Pursuant to Rule 462(b) under the Securities Act of 1933, as amended, Pioneer Power Solutions, Inc. is filing this registration statement with the Securities and Exchange Commission, or SEC. This registration statement relates to the public offering of securities contemplated by the registration statement on Form S-1 (File No. 333-190302), which we originally filed on August 1, 2013, as amended, or the Registration Statement, and which the SEC declared effective on September 18, 2013.

 

We are filing this registration statement for the sole purpose of increasing by 115,000 shares the number of shares of our common stock to be registered for issuance and sale. The additional securities that are being registered for issuance and sale are in an amount and at a price that together represent no more than 20% of the maximum aggregate offering price set forth in the Calculation of Registration Fee table contained in the Registration Statement.
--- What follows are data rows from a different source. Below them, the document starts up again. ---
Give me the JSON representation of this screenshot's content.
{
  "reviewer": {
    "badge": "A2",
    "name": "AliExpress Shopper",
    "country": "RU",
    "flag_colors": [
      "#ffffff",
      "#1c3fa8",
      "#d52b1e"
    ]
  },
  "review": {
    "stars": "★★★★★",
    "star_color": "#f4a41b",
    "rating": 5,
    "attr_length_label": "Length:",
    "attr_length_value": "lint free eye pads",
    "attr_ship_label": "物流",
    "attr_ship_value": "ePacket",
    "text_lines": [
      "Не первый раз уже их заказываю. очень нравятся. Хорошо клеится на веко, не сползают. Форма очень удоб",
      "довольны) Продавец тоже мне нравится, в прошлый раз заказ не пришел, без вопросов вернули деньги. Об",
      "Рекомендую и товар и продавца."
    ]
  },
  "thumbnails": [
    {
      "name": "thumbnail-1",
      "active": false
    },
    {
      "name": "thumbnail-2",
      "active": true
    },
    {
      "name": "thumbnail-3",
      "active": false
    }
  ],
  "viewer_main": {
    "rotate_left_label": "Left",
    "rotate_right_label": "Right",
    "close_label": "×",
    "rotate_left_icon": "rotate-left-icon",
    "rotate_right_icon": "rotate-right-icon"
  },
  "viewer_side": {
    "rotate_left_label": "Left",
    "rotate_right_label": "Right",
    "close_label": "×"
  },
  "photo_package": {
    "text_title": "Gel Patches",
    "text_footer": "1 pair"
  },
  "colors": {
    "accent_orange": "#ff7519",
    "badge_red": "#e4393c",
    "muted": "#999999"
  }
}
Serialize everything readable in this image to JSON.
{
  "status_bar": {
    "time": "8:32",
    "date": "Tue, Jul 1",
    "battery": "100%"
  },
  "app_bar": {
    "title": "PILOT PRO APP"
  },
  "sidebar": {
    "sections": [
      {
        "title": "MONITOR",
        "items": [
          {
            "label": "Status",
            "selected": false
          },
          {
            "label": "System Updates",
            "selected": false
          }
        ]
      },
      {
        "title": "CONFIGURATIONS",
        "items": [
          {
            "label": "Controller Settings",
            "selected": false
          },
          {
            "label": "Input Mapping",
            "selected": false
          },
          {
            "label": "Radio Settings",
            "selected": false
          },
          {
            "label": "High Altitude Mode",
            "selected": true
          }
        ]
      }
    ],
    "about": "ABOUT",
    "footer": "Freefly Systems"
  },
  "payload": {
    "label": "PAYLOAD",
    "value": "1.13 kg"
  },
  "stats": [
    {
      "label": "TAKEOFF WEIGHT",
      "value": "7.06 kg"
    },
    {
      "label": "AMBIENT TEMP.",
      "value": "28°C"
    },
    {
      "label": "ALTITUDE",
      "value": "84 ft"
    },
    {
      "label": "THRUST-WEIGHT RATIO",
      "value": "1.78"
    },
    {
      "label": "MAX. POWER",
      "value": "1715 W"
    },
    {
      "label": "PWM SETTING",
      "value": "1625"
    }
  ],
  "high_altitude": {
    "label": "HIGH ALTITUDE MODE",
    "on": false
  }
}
The information set forth in the Registration Statement is incorporated by reference in this filing.

 

The required opinions and consents are listed on the exhibit index and filed with this filing.

 

 
 

 

SIGNATURES

 

Pursuant to the requirements of the Securities Act of 1933, the registrant has duly caused this registration statement to be signed on its behalf by the undersigned, thereunto duly authorized, in the City of Fort Lee, State of New Jersey on September 18, 2013.

 

    PIONEER POWER SOLUTIONS, INC.
     
  By: /s/ Nathan J. Mazurek
    Name:  Nathan J. Mazurek
    Title: Chief Executive Officer

 

In accordance with the requirements of the Securities Act of 1933, this registration statement has been signed by the following persons in the capacities and on the dates indicated.

 

Signature   Title   Date

 

 

/s/ Nathan J. Mazurek

  President, Chief Executive Officer and
Chairman of the Board of Directors
(Principal Executive Officer)
  September 18, 2013
Nathan J. Mazurek        
/s/ Andrew Minkow   Chief Financial Officer, Secretary, Treasurer and Director (Principal Financial
Officer and Principal Accounting Officer)
  September 18, 2013
Andrew Minkow        
         
*   Director, President of Jefferson Electric, Inc.   September 18, 2013
Thomas Klink        
         
*   Director   September 18, 2013
Yossi Cohn        
         
*   Director   September 18, 2013
David J. Landes        
         
*   Director   September 18, 2013
Ian Ross        
         
*   Director   September 18, 2013
David Tesler        
         
*   Director   September 18, 2013
Jonathan Tulkoff        

 

* by /s/ Nathan J. Mazurek  
  Nathan J. Mazurek  
  As Attorney-in-fact  

  

 
 

 

EXHIBIT INDEX

 

Exhibit Number   Description of Document
5.1   Opinion of Haynes and Boone, LLP
23.1   Consent of Richter LLP
23.2   Consent of Haynes and Boone, LLP (included in Exhibit 5.1)
24.1   Power of Attorney of certain directors of Pioneer Power Solutions, Inc. (incorporated by reference to Registration Statement on Form S-1 (File No. 333-190302) filed August 1, 2013, as amended).